Structural and Multidisciplinary Optimization, volume 68, issue 2, publication number 25
Discrete variable topology optimization using multi-cut formulation and adaptive trust regions
Zisheng Ye
1
,
Pan Wenxiao
1
Publication type: Journal Article
Publication date: 2025-02-11
scimago Q1
SJR: 1.181
CiteScore: 7.6
Impact factor: 3.6
ISSN: 1615147X, 16151488
Abstract
We present a new framework for efficiently solving general topology optimization (TO) problems that find an optimal material distribution within a design space to maximize the performance of a part or structure while satisfying design constraints. These problems can involve convex or non-convex objective functions and may include multiple candidate materials. The framework is designed to greatly enhance computational efficiency, primarily by diminishing optimization iteration counts and thereby reducing the frequency of solving associated state equilibrium partial differential equations (PDEs) (e.g., through the finite element method (FEM)).
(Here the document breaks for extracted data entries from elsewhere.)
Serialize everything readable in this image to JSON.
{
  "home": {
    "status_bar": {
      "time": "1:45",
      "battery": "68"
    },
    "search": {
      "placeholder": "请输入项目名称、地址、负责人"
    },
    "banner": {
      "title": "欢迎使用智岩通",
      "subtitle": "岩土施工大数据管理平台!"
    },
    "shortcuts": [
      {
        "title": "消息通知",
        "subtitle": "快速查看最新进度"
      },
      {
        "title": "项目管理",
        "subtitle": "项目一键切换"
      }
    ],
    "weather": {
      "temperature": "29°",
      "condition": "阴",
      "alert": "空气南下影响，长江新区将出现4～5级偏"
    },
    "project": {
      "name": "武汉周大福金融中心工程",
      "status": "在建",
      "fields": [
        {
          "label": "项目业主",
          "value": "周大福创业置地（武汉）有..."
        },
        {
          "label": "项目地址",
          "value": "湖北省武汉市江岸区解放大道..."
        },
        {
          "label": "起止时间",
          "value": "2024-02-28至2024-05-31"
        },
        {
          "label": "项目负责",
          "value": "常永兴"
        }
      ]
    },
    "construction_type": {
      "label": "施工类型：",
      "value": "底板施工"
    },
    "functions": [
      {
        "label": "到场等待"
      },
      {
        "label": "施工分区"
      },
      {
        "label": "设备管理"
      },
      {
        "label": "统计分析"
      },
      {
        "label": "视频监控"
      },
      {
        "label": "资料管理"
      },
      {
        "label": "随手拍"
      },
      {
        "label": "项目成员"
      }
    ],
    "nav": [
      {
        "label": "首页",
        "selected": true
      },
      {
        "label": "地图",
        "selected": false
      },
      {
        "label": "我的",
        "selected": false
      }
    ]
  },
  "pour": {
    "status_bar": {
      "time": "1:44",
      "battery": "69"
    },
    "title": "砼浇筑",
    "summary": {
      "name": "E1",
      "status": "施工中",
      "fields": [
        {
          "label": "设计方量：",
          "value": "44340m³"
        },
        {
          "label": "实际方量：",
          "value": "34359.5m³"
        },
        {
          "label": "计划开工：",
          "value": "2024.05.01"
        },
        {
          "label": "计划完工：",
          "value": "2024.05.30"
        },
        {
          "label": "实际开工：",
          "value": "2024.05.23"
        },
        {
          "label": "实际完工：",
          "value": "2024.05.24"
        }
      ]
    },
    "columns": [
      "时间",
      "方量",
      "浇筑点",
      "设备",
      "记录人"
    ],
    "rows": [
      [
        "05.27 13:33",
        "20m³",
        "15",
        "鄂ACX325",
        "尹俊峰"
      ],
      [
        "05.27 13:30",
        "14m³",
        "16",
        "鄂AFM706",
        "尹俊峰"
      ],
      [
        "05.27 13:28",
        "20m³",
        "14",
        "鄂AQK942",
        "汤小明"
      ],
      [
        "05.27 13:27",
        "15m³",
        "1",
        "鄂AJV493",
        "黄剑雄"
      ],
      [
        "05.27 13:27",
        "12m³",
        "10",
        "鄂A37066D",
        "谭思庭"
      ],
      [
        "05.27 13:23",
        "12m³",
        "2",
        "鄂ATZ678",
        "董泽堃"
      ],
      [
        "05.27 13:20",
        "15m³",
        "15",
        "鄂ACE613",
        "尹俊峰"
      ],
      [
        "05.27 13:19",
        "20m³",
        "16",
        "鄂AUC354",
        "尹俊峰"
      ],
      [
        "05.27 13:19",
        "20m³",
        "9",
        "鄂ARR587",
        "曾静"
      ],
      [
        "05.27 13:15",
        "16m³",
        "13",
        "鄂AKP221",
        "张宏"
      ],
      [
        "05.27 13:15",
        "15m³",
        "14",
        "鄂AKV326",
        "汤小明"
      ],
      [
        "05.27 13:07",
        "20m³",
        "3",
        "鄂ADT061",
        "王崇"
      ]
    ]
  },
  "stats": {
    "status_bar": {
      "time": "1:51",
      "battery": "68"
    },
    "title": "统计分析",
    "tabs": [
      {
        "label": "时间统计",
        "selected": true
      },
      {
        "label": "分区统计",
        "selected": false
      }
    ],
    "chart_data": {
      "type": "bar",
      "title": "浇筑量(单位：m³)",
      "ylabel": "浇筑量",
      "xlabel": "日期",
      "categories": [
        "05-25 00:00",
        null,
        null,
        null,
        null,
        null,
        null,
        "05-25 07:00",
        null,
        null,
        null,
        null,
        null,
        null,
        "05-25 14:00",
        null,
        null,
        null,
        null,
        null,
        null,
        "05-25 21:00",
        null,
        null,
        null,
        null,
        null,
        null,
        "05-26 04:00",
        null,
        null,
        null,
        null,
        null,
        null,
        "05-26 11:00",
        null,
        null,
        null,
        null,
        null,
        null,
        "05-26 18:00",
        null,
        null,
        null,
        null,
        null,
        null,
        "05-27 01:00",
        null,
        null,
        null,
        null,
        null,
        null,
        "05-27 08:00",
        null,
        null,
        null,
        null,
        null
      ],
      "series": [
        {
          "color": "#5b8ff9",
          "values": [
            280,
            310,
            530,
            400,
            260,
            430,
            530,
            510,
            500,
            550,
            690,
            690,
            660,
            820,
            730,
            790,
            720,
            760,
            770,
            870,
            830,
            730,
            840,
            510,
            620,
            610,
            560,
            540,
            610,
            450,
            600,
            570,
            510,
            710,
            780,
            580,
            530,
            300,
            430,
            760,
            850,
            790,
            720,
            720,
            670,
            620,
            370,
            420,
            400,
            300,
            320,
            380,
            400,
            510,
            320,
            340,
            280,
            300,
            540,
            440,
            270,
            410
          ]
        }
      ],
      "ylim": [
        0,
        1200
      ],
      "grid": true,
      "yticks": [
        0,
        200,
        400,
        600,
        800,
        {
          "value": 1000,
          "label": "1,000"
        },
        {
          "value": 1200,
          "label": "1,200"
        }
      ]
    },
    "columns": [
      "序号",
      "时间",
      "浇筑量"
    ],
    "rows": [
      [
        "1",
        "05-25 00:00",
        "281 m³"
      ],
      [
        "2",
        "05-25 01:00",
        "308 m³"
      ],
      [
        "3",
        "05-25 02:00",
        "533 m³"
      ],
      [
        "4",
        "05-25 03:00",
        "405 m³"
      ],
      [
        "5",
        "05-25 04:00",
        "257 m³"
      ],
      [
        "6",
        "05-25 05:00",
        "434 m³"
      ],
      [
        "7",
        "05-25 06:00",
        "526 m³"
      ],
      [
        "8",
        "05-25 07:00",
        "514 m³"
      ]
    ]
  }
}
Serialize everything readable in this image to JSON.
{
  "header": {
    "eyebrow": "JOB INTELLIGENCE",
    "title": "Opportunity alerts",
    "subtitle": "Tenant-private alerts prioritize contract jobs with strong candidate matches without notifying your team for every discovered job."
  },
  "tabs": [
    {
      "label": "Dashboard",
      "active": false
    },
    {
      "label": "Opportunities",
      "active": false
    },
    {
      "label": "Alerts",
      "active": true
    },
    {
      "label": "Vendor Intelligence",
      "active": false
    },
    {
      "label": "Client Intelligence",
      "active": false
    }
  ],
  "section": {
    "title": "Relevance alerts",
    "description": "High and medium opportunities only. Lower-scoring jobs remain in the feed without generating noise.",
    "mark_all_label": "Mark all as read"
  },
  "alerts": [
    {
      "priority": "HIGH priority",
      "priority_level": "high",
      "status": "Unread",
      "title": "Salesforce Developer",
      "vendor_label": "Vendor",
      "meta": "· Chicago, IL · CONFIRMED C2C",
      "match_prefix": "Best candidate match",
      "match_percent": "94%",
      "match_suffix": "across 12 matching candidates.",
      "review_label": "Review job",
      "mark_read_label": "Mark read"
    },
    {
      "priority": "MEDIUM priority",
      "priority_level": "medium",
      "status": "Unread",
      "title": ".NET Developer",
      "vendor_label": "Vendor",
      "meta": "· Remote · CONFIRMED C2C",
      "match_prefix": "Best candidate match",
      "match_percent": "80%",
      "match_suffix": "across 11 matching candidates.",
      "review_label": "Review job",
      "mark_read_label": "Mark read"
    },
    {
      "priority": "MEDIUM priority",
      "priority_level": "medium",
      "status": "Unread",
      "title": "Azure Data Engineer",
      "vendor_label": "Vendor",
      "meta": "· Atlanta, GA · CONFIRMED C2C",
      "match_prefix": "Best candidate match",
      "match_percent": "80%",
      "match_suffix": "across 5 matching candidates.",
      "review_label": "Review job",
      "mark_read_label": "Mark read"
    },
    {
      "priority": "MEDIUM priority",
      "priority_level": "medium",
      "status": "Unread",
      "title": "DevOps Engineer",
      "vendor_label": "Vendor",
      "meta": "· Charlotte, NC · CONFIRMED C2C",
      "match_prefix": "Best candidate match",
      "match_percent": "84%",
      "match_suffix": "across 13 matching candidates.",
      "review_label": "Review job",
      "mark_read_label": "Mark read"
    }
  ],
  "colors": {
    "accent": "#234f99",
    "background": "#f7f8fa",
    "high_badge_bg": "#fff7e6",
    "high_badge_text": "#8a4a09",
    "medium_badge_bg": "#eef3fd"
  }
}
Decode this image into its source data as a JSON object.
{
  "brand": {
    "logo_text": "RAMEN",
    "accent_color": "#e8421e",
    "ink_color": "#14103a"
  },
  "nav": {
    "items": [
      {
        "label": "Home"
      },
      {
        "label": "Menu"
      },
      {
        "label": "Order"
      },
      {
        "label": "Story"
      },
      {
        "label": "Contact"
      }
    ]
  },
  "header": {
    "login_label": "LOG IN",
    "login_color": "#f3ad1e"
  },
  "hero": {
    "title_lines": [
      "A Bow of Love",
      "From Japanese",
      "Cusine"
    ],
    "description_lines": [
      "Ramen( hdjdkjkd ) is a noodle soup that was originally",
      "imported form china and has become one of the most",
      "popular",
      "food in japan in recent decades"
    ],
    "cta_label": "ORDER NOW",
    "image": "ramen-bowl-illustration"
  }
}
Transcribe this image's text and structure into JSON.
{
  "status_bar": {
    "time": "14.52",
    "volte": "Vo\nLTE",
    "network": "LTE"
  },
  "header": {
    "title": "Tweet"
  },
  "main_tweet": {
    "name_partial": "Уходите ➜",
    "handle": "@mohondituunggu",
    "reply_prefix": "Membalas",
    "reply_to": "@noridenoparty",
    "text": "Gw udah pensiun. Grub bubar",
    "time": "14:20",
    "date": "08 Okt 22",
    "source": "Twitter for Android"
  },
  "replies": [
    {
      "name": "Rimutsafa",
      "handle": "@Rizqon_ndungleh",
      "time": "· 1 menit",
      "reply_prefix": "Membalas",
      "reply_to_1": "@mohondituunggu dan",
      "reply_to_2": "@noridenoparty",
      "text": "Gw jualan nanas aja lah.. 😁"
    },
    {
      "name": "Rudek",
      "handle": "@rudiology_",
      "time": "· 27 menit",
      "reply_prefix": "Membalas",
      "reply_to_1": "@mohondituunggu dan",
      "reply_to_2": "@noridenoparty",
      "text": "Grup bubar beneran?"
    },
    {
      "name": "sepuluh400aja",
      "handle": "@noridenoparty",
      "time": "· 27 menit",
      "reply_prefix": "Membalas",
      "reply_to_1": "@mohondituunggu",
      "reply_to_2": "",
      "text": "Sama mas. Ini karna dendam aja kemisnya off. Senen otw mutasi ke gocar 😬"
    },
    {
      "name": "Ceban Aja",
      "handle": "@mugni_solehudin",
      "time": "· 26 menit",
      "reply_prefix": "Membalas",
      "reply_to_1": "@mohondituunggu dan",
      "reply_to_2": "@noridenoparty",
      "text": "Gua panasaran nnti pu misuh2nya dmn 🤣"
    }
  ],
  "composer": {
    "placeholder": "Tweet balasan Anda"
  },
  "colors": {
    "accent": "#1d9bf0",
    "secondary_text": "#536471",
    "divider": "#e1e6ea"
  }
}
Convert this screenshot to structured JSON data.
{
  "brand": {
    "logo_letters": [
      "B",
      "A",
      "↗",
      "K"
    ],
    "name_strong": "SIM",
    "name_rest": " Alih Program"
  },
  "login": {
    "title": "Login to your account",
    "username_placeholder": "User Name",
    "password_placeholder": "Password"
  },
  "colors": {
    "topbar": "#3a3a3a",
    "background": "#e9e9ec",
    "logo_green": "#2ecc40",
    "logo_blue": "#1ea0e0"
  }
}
It maintains binary design variables and addresses the large-scale mixed integer nonlinear programming (MINLP) problem that arises from discretizing the design space and PDEs. The core of this framework is the integration of the generalized Benders’ decomposition and adaptive trust regions. Specifically, by formulating the master sub-problem (decomposed from the MINLP) as a multi-cut optimization problem and enabling the estimation of the upper and lower bounds of the original objective function, significant acceleration in solution convergence is achieved. The trust region radius adapts based on a merit function. To mitigate ill-conditioning due to extreme parameter values, we further introduce a parameter relaxation scheme where two parameters are relaxed in stages at different paces, improving both solution quality and efficiency. Numerical tests validate the framework’s superior performance, including minimum compliance and compliant mechanism problems in single-material and multi-material designs. We compare our results with those of other methods and demonstrate significant reductions in optimization iterations (and therefore the number of FEM analyses required) by about one order of magnitude, while maintaining comparable optimal objective function values and material layouts. As the design variables and constraints increase, the framework maintains consistent solution quality and efficiency, underscoring its good scalability. We anticipate this framework will be especially advantageous for TO applications involving substantial design variables and constraints and requiring significant computational resources for FEM analyses (or PDE solving).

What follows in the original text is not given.